Most of what we know about the universe comes from studies on stars, and about half of the stars are found to be in binary systems. The close binary interaction between the stellar components may change the destiny of the stars. Li et al. (2022) recently devised a new approach to investigate the mass-ratio distribution of binary stars identified from the Large Sky Area Multi-Object Fiber Spectroscopy Telescope using the medium-resolution Survey (LAMOST-MRS). The mass-ratio distribution and binary fractions are significant for the study of the binary formation and binary evolution. This work was published recently in The Astrophysical Journal.
Binarity is common among stars. The binary fraction is up to 70% for massive stars, while such fraction drops down to 44% for solar-type stars. Such information suggests that the binary fraction plays a non-negligible role in the binary population. Binary evolution may result in the formation of stellar objects with exotic observational phenomena crucial for the development of astrophysics, such as Type Ia supernovae, double black holes, double neutron stars, millisecond pulsars and X-ray binaries. The compact systems contribute to the chemical evolution of galaxies and provide re-ionizing photons of the early universe.
Observational properties of binary populations are vital inputs to understanding binary evolution. These include binary fraction, binary orbital period distribution, mass-ratio distribution, and the dependence of the distribution on the stellar spectral type and metallicity. The statistical properties of the binary population are poorly understood due to an absence of a large and consistent sample available. However, such a situation has drastically changed thanks to the large sample of spectroscopic observations obtained from the LAMOST-MRS, which allow the researchers to investigate the properties of mass-ration distribution and binary fraction.
Researchers devised a peak amplitude ratio (PAR) approach to derive the mass ratio of double-lined spectroscopic binaries identified from the LAMOST-MRS survey. An example of a schematic illustration of a binary system is shown in Figure 2. Based on the different radial velocities measured from the component stars in a binary system, a system was identified as a double-lined spectroscopic binaries(SB2) system when two peaks appeared in the cross-correlation functions (CCFs). The PAR of the CCF peaks may depend on the mass ratio of the binary system (q = m2/m1). By using the spectral observations obtained from the LAMOST-MRS Data Release 6 and 7, the researchers applied this PAR approach to form distributions of the derived mass ratio of the binary systems to their spectral types (including A-, F-, and G-type), and the results are shown in Figure 3. The researchers found that G-type stars are likely to be found as twins.
Contact:
LI Jiangdan
Yunnan Observatories, CAS
Email: lijiangdan@ynao.ac.cn
Figure1 A schematic diagram of the binary system (cited: European Southern Observatory)

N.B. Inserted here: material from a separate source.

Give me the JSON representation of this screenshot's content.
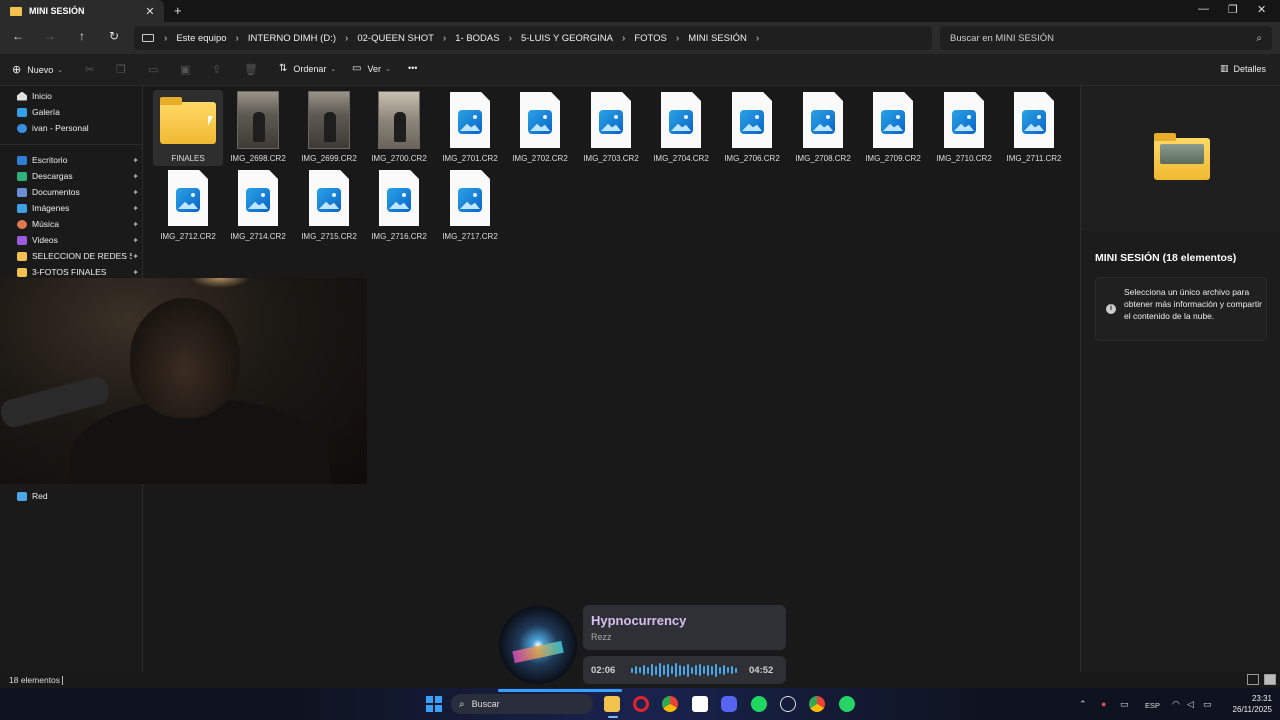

Figure 2 An example spectrum and computed CCF. The upper panel shows the observed spectrum of the identified binary system, in which the primary has an estimated effective temperature of 6400 K, and this system has a derived mass ratio q = 0.79. The lower panel shows the computed CCF of the spectrum with a model spectrum spanning from -500 km/s to 500 km/s. Two peaks were identified from the CCFs: a primary peak with a measured height of 0.73 and radial velocity of -83 km/s and a secondary peak height of 0.61 with a measured RV of 17 km/s.
Figure 3 The mass ratio distribution of SB2 systems was identified from the LAMOST-MRS. The upper panel shows the density for A- (black square), F- (blue circle), and G-type (red triangle) binaries. The bottom panel shows a similar distribution for the SB2 binaries with subsets grouped by their distance, including SB2 binaries observed within 500 pc (solid line), 1000 pc (dashed line), and 2000 pc (dotted line).